İktidara gelindiği takdirde, ilk 100 gün ve/veya ilk yıl içinde “hemen yapıp bitirilecekler”, “hemen yapmaya başlanacaklar”; “başlanıp ancak uzun dönemde sonuç alınabilecekler” şeklinde bir uygulama listesi vermek uygun olmaz mı?

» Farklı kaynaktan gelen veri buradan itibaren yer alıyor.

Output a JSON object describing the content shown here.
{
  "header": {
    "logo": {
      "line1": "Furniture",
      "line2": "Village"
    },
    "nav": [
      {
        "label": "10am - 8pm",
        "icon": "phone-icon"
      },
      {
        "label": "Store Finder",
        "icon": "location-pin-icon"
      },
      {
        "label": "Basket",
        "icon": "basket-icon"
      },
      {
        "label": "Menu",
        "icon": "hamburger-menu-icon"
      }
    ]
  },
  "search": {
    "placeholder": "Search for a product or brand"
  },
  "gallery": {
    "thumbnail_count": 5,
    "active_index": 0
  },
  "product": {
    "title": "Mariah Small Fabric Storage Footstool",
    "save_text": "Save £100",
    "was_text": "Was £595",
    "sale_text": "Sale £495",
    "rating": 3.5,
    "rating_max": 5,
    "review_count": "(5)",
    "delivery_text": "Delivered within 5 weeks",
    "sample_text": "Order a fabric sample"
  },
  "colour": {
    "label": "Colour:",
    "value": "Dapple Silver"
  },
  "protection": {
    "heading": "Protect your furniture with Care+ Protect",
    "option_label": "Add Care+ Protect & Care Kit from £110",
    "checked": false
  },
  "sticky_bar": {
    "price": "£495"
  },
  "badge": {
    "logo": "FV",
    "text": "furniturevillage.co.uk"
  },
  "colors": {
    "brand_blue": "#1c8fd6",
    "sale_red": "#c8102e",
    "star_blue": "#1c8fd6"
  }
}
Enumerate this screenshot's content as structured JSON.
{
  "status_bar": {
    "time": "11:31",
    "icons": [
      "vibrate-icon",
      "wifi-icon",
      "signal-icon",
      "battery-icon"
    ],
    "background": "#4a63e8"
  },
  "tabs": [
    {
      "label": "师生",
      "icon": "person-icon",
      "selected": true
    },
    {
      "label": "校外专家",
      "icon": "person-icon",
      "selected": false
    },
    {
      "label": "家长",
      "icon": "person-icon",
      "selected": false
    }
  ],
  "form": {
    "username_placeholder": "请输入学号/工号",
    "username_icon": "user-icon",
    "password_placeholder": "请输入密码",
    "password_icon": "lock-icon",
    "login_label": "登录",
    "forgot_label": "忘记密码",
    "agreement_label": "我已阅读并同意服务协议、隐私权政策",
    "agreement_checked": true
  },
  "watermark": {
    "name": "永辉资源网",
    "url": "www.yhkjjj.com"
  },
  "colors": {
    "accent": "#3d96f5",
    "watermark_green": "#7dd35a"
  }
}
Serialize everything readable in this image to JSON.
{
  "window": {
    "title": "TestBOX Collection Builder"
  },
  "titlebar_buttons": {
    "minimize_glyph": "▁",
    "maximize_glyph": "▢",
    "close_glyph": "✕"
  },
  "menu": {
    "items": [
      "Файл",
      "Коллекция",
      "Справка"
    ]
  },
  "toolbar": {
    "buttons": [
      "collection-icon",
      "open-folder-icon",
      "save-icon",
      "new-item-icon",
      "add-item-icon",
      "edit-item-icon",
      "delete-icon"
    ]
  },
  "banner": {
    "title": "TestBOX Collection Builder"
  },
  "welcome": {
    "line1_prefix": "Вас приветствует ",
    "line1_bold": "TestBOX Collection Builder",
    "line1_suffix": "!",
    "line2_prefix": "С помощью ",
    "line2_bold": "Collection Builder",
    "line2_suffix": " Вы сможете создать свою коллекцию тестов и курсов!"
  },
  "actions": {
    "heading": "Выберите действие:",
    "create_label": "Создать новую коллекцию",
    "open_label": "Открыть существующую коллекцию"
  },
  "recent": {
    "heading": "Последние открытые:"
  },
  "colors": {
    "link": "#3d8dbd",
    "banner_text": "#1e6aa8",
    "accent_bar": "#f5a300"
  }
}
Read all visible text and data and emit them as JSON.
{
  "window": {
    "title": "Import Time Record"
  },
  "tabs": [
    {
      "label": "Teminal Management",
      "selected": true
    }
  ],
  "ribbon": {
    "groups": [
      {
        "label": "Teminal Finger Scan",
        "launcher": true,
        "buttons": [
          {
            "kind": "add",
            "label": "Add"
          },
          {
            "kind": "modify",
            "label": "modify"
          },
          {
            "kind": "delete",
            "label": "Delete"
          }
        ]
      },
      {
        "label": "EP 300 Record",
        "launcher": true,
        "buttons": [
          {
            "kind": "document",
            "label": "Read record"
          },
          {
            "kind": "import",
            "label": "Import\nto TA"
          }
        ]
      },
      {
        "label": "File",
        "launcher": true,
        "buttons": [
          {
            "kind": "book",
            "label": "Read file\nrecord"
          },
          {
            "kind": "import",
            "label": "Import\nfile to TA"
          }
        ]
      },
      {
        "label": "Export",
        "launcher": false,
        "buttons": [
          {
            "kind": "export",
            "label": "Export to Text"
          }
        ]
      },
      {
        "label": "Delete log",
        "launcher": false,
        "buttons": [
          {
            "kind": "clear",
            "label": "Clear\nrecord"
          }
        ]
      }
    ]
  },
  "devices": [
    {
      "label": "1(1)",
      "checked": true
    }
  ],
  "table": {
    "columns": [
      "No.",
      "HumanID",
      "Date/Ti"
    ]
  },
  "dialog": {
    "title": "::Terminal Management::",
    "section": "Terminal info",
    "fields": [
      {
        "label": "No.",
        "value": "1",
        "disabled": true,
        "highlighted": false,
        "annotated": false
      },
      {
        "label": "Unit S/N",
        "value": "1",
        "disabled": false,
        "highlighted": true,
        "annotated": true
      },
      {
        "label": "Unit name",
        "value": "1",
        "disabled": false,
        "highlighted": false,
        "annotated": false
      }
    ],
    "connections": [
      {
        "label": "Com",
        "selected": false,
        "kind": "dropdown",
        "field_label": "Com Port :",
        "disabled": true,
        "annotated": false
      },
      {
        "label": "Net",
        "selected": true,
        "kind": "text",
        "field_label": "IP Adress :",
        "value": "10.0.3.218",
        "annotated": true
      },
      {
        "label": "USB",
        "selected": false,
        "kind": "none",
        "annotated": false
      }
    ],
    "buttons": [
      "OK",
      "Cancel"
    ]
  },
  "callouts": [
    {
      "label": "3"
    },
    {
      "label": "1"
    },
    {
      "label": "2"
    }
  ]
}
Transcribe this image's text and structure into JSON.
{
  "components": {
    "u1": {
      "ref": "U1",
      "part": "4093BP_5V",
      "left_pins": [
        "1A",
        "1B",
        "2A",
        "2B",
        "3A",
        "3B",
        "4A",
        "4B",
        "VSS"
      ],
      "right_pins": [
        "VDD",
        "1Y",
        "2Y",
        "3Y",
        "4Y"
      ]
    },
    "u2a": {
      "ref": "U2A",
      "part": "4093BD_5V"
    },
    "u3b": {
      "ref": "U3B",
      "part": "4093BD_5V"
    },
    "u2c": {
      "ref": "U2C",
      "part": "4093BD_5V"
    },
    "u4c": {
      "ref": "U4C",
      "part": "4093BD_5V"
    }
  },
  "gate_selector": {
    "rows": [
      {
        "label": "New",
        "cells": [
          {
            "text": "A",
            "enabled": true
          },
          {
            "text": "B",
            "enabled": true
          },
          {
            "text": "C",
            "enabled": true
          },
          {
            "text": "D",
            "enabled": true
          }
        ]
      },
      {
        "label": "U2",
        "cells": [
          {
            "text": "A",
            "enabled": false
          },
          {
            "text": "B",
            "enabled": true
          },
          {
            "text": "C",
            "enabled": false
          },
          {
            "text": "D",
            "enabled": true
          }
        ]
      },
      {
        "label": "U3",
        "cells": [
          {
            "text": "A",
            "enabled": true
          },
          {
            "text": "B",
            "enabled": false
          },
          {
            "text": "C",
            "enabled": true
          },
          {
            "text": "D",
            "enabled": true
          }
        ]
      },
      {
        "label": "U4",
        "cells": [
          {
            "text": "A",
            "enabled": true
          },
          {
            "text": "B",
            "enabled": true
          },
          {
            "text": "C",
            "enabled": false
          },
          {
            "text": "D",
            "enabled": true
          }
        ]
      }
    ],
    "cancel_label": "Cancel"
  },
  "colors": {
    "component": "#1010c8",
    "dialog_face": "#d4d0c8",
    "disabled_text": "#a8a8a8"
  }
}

Bu soruya Cumhuriyet Halk Partisi Grup Başkanvekili sıfatıyla kesin ve tam bir yanıt vermemin çok şık olmadığını düşünüyorum. Partimizin başını çektiği, İYİ Parti, Saadet Partisi, Demokrat Parti, Demokrasi ve Atılım Partisi ile Gelecek Partisi’nden oluşan ve kamuoyunda altılı masa olarak ifade edilen altı parti, ilgili çalışma gruplarıyla bu konuda deyim yerindeyse harıl harıl çalışıyor. Önceliğimiz, Türkiye’nin fiilen 24 Haziran 2018’de girdiği bu ucube tek adam rejiminden kurtularak demokratik parlamenter sisteme kavuşmasını temin edecek adımlar atmak. Bunun için geçiş sürecinde neler yapılacağı, seçimlerden hemen sonra iktidar olunur olunmaz Cumhurbaşkanlığı Kabinesi’ne verilen yetkilerin nasıl kullanılacağına yönelik çalışmalar altı parti tarafından sürdürülüyor. İlk 100 gün içinde yapılacaklar, ilk 6 ayda yapılacaklar, ilk 1 yılda yapılacaklar gibi reçeteler, bu çalışmalar olgunlaştıkça ve seçimler yaklaştıkça, altı parti de mutabık kalırsa kamuoyuyla paylaşılacaktır. Zaman zaman Genel Başkanımız bu konuda açıklamalar yapmaktadır. Son olarak iktidara gelir gelmez İstanbul Sözleşmesi’nin yeniden yürürlüğe konulacağını açıklamıştır. Bu siyasal alanın halkın taleplerine açılacağına dair nesnel bir zemin örneği teşkil etmektedir. Eşitlikçi-özgürlükçü bir siyasaya dair bu açıklamaları seçimler yaklaştıkça altılı masadaki görüşmeler tayin edecektir.